For several years, Jimoh Borjigin, a professor of neurology at the University of Michigan, has been concerned with the question of what happens to us when we die.

Evidence is already emerging that even complete brain death may someday be reversible. In 2019, Yale University scientists extracted the brains of pigs that had been beheaded at a commercial slaughterhouse four hours earlier. They then perfused the brain with a special cocktail of drugs and synthetic blood for six hours. Amazingly, some brain cells began to show metabolic activity again, and some synapses even began to fire.

Scans of the pigs’ brains did not reveal the widespread electrical activity we typically associate with sensation or consciousness. But the fact that there was any activity at all suggests that the boundaries of life may one day extend much further into the realm of death than most scientists currently realize.

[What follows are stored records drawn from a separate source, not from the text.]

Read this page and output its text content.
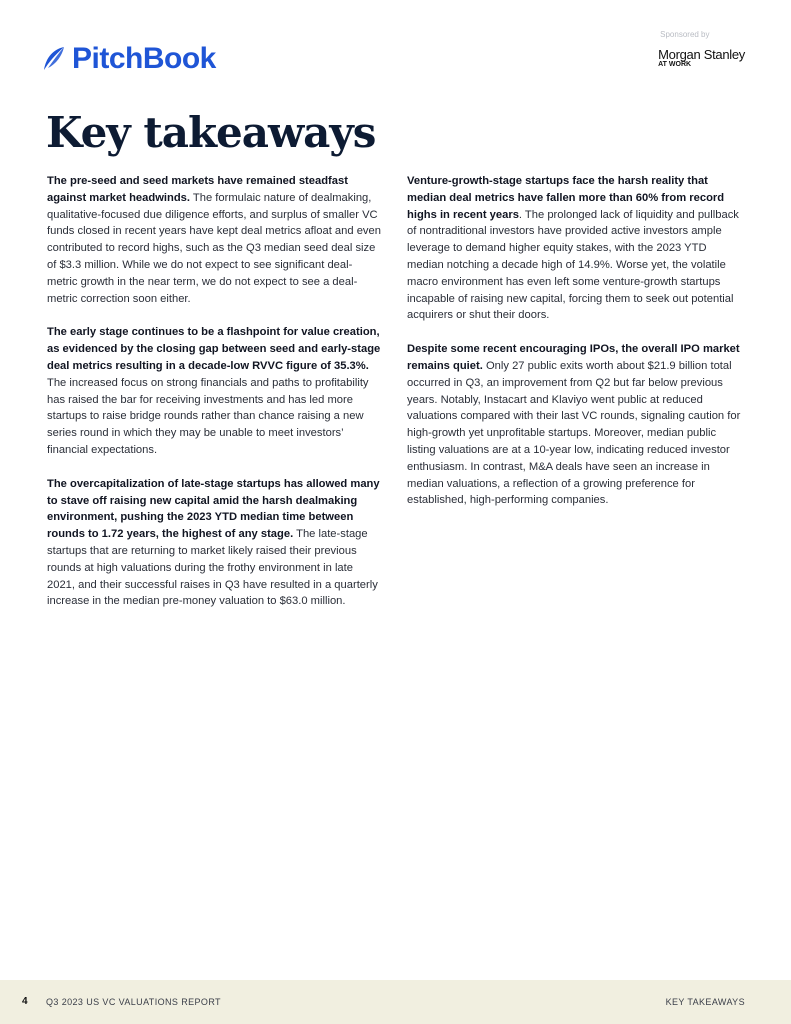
PitchBook
Sponsored by
Morgan Stanley
AT WORK
Key takeaways

The pre-seed and seed markets have remained steadfast against market headwinds. The formulaic nature of dealmaking, qualitative-focused due diligence efforts, and surplus of smaller VC funds closed in recent years have kept deal metrics afloat and even contributed to record highs, such as the Q3 median seed deal size of $3.3 million. While we do not expect to see significant deal-metric growth in the near term, we do not expect to see a deal-metric correction soon either.

The early stage continues to be a flashpoint for value creation, as evidenced by the closing gap between seed and early-stage deal metrics resulting in a decade-low RVVC figure of 35.3%. The increased focus on strong financials and paths to profitability has raised the bar for receiving investments and has led more startups to raise bridge rounds rather than chance raising a new series round in which they may be unable to meet investors’ financial expectations.

The overcapitalization of late-stage startups has allowed many to stave off raising new capital amid the harsh dealmaking environment, pushing the 2023 YTD median time between rounds to 1.72 years, the highest of any stage. The late-stage startups that are returning to market likely raised their previous rounds at high valuations during the frothy environment in late 2021, and their successful raises in Q3 have resulted in a quarterly increase in the median pre-money valuation to $63.0 million.

Venture-growth-stage startups face the harsh reality that median deal metrics have fallen more than 60% from record highs in recent years. The prolonged lack of liquidity and pullback of nontraditional investors have provided active investors ample leverage to demand higher equity stakes, with the 2023 YTD median notching a decade high of 14.9%. Worse yet, the volatile macro environment has even left some venture-growth startups incapable of raising new capital, forcing them to seek out potential acquirers or shut their doors.

Despite some recent encouraging IPOs, the overall IPO market remains quiet. Only 27 public exits worth about $21.9 billion total occurred in Q3, an improvement from Q2 but far below previous years. Notably, Instacart and Klaviyo went public at reduced valuations compared with their last VC rounds, signaling caution for high-growth yet unprofitable startups. Moreover, median public listing valuations are at a 10-year low, indicating reduced investor enthusiasm. In contrast, M&A deals have seen an increase in median valuations, a reflection of a growing preference for established, high-performing companies.

4 Q3 2023 US VC VALUATIONS REPORT	KEY TAKEAWAYS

Other major areas of research into near-death experiences are ongoing. Scientists are working on many questions related to near-death experiences. One is whether people with a history of trauma or those with more creative thinking have these experiences more often than the general population. The other is about the evolutionary biology of near-death experiences. Researchers speculate that this may be a form of a phenomenon known as thanatosis, in which creatures across the animal kingdom feign death to avoid mortal danger.

Other researchers have suggested that the burst of electrical activity in the moments after cardiac arrest is just the last fit of a dying brain, or have hypothesized that it is the brain’s last attempt to restart itself, like starting an engine while running. Writes about this Guardian.